The role of non-assessable discussion boards in an online enabling program literacies subject.
Students’ engagement online is not always visible. This presents challenges for assessing learning in an informal formative way and for diagnosing potential problems prior to assessment submission. Such challenges informed this small exploratory study which aimed to analyse students’ online behaviour and seek students’ perspectives of their engagement in online learning activities in a tertiary enabling program. In the academic literacies subject analysed in this study, online discussion boards host the dialogues and weekly tutorial activities that on campus students participate in within their physical classroom environment.

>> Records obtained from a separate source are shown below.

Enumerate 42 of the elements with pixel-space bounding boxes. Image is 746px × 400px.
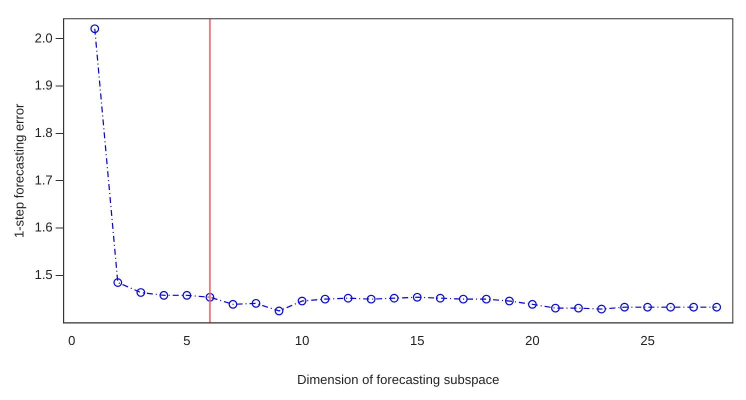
point [228, 300, 238, 309]
point [366, 294, 376, 304]
x-tick-label: 5 [183, 333, 191, 348]
point [482, 294, 491, 304]
y-tick-label: 1.6 [34, 220, 53, 235]
point [504, 296, 514, 306]
point [412, 292, 422, 302]
point [643, 302, 652, 312]
x-tick-label: 10 [294, 333, 310, 348]
point [252, 298, 260, 308]
y-tick-label: 1.8 [34, 124, 53, 140]
point [620, 302, 629, 312]
y-tick-label: 1.9 [34, 78, 53, 93]
point [136, 288, 146, 297]
y-tick-label: 2.0 [34, 30, 53, 46]
point [344, 294, 353, 303]
point [574, 304, 583, 313]
x-tick-label: 0 [68, 333, 76, 348]
point [597, 304, 606, 314]
point [689, 302, 698, 312]
point [274, 306, 284, 316]
x-tick-label: 20 [525, 333, 540, 348]
y-tick-label: 1.5 [34, 267, 53, 282]
point [666, 302, 676, 312]
point [182, 290, 192, 300]
point [712, 302, 722, 312]
x-tick-label: 15 [410, 333, 424, 348]
point [206, 292, 214, 302]
point [298, 296, 306, 306]
y-axis-title: 1-step forecasting error [11, 102, 26, 238]
point [528, 300, 537, 309]
point [159, 290, 168, 300]
point [436, 294, 445, 303]
point [458, 294, 468, 304]
point [90, 24, 100, 34]
point [113, 278, 122, 287]
x-tick-label: 25 [640, 333, 655, 348]
point [390, 294, 399, 303]
x-axis-title: Dimension of forecasting subspace [297, 372, 500, 387]
y-tick-label: 1.7 [34, 172, 53, 188]
point [320, 294, 330, 304]
point [551, 304, 560, 313]
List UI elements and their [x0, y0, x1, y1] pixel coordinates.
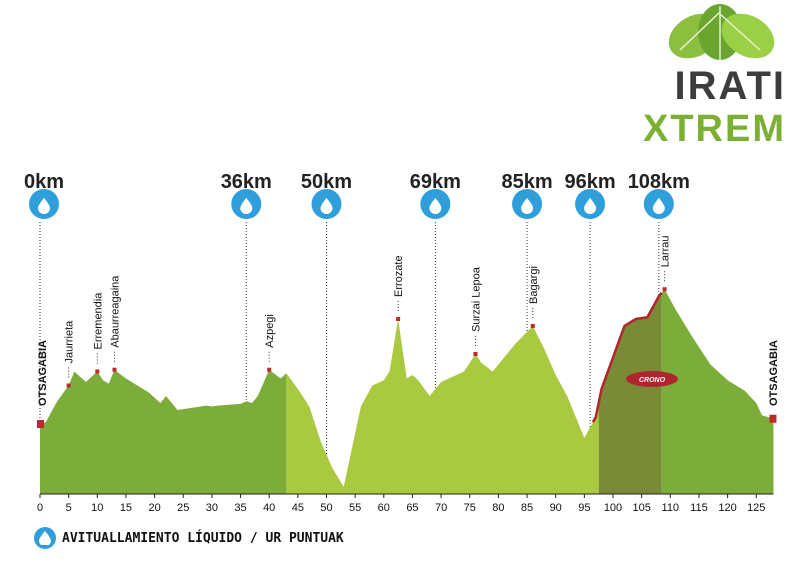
x-tick-label: 110: [662, 502, 680, 514]
x-tick-label: 55: [349, 502, 361, 514]
profile-area-stage1: [40, 369, 287, 494]
waypoint-marker: [662, 287, 667, 292]
x-tick-label: 90: [550, 502, 562, 514]
x-tick-label: 65: [406, 502, 418, 514]
x-tick-label: 0: [37, 502, 43, 514]
water-drop-glyph: [429, 198, 442, 214]
water-point-km-label: 108km: [628, 171, 690, 193]
x-tick-label: 10: [91, 502, 103, 514]
waypoint-marker: [112, 367, 117, 372]
water-drop-glyph: [521, 198, 534, 214]
legend: AVITUALLAMIENTO LÍQUIDO / UR PUNTUAK: [34, 527, 344, 549]
x-tick-label: 25: [177, 502, 189, 514]
waypoint-label: Surzai Lepoa: [470, 266, 482, 332]
route-line: [591, 291, 663, 423]
x-tick-label: 50: [320, 502, 332, 514]
x-tick-label: 75: [464, 502, 476, 514]
waypoint-marker: [66, 383, 71, 388]
logo-title-line2: XTREM: [643, 108, 786, 150]
x-tick-label: 120: [718, 502, 736, 514]
x-tick-label: 115: [690, 502, 708, 514]
waypoint-label: Larrau: [660, 235, 672, 267]
waypoint-marker: [396, 317, 401, 321]
end-label: OTSAGABIA: [768, 340, 780, 406]
x-tick-label: 95: [578, 502, 590, 514]
x-tick-label: 70: [435, 502, 447, 514]
waypoint-marker: [530, 324, 535, 328]
leaves-icon: [668, 4, 775, 60]
profile-area-stage3: [661, 289, 774, 494]
crono-logo: CRONO: [626, 371, 678, 387]
waypoint-label: Azpegi: [264, 314, 276, 348]
waypoint-marker: [95, 369, 100, 374]
waypoint-label: Abaurreagaina: [109, 275, 121, 348]
crono-text: CRONO: [639, 377, 666, 384]
water-drop-glyph: [652, 198, 665, 214]
x-tick-label: 85: [521, 502, 533, 514]
profile-area-highlight: [598, 292, 662, 494]
x-tick-label: 100: [604, 502, 622, 514]
water-drop-glyph: [240, 198, 253, 214]
x-tick-label: 125: [747, 502, 765, 514]
legend-label: AVITUALLAMIENTO LÍQUIDO / UR PUNTUAK: [62, 530, 344, 546]
start-label: OTSAGABIA: [37, 340, 49, 406]
end-marker: [769, 414, 777, 423]
x-tick-label: 105: [632, 502, 650, 514]
water-drop-glyph: [320, 198, 333, 214]
x-tick-label: 20: [148, 502, 160, 514]
waypoint-label: Erremendia: [92, 292, 104, 350]
waypoint-marker: [473, 352, 478, 356]
water-point-km-label: 36km: [221, 171, 272, 193]
irati-xtrem-logo: IRATI XTREM: [640, 2, 800, 152]
start-marker: [37, 420, 44, 428]
x-tick-label: 40: [263, 502, 275, 514]
x-tick-label: 30: [206, 502, 218, 514]
x-tick-label: 15: [120, 502, 132, 514]
x-tick-label: 60: [378, 502, 390, 514]
x-tick-label: 80: [492, 502, 504, 514]
logo-title-line1: IRATI: [674, 64, 786, 108]
profile-area-stage2: [286, 319, 599, 494]
crono-badge: [626, 371, 678, 387]
water-point-km-label: 96km: [565, 171, 616, 193]
water-drop-icon: [34, 527, 56, 549]
water-drop-glyph: [584, 198, 597, 214]
water-point-km-label: 85km: [501, 171, 552, 193]
x-tick-label: 5: [66, 502, 72, 514]
waypoint-label: Errozate: [393, 255, 405, 297]
water-point-km-label: 50km: [301, 171, 352, 193]
water-point-km-label: 0km: [24, 171, 64, 193]
waypoint-label: Jaurrieta: [64, 320, 76, 364]
waypoint-label: Bagargi: [528, 266, 540, 304]
water-point-km-label: 69km: [410, 171, 461, 193]
water-drop-glyph: [38, 198, 50, 214]
waypoint-marker: [267, 367, 272, 372]
x-tick-label: 45: [292, 502, 304, 514]
x-tick-label: 35: [234, 502, 246, 514]
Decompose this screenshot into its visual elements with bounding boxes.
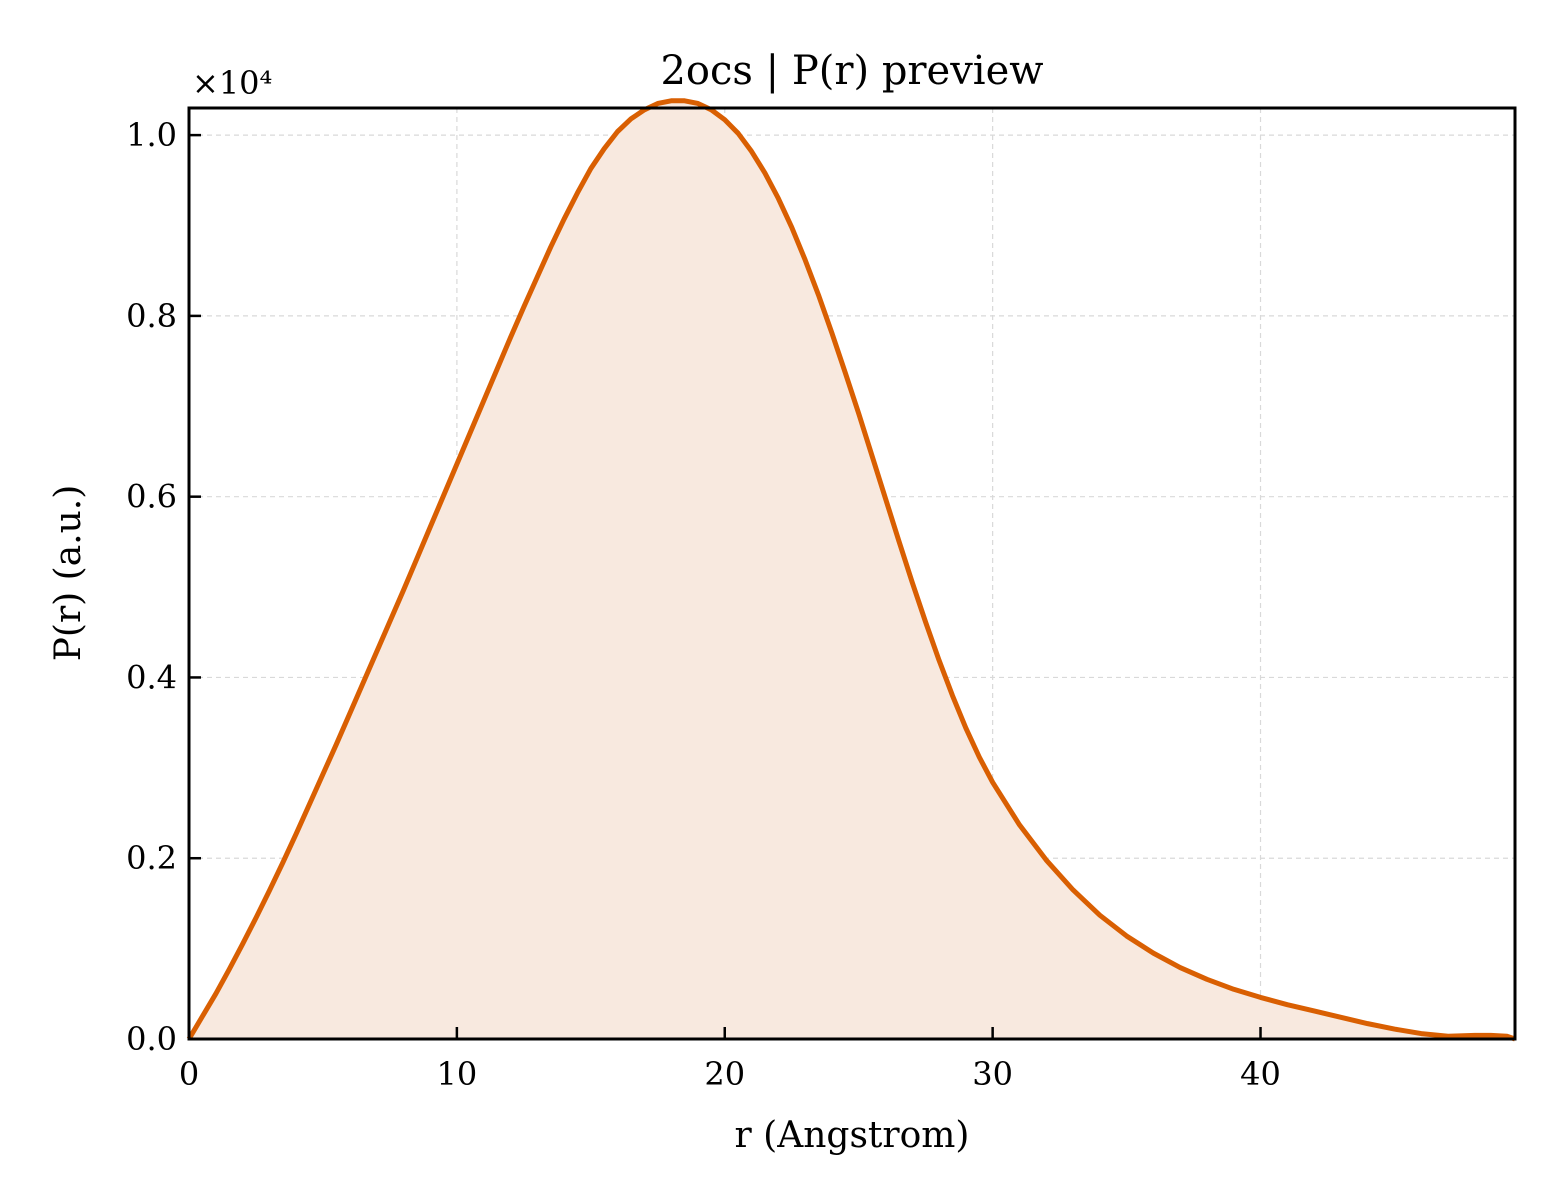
chart-title: 2ocs | P(r) preview <box>660 48 1043 94</box>
x-tick-label: 30 <box>972 1055 1013 1093</box>
area-fill <box>189 100 1515 1039</box>
y-tick-label: 0.6 <box>126 478 177 516</box>
x-axis-label: r (Angstrom) <box>735 1115 970 1156</box>
x-tick-label: 0 <box>179 1055 199 1093</box>
y-tick-label: 0.2 <box>126 839 177 877</box>
series-line <box>186 98 1516 1042</box>
y-tick-label: 1.0 <box>126 116 177 154</box>
y-tick-label: 0.8 <box>126 297 177 335</box>
x-tick-label: 20 <box>704 1055 745 1093</box>
ticks: 0 10 20 30 40 0.0 0.2 0.4 0.6 0.8 1.0 <box>126 116 1281 1093</box>
x-tick-label: 40 <box>1240 1055 1281 1093</box>
x-tick-label: 10 <box>437 1055 478 1093</box>
y-offset-label: ×10⁴ <box>192 64 272 102</box>
y-axis-label: P(r) (a.u.) <box>48 485 89 662</box>
y-tick-label: 0.4 <box>126 658 177 696</box>
y-tick-label: 0.0 <box>126 1020 177 1058</box>
plot-frame <box>187 106 1517 1041</box>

However, as these online discussion boards are not assessed, student participation is low and wanes further over the academic session. Given the low student participation, this study analysed online students’ use of the discussion boards to determine whether the functionality was perceived as valuable. Student’s use of the non-assessable discussion boards was then correlated with final grades to determine whether posting, replying to messages, and viewing forums, supported students’ learning as reflected in their grades. The study found a high correlation between students posting and reading posts, with their final grades. Further, whilst not all students were visible on the discussion boards, this did not devalue the pedagogical role of this learning site functionality from students’ perspectives. What may be described as legitimate peripheral participation (Lave & Wenger, 1991) or lurking (Beaudoin, 2002; Taylor, 2002) was perceived by students as beneficial.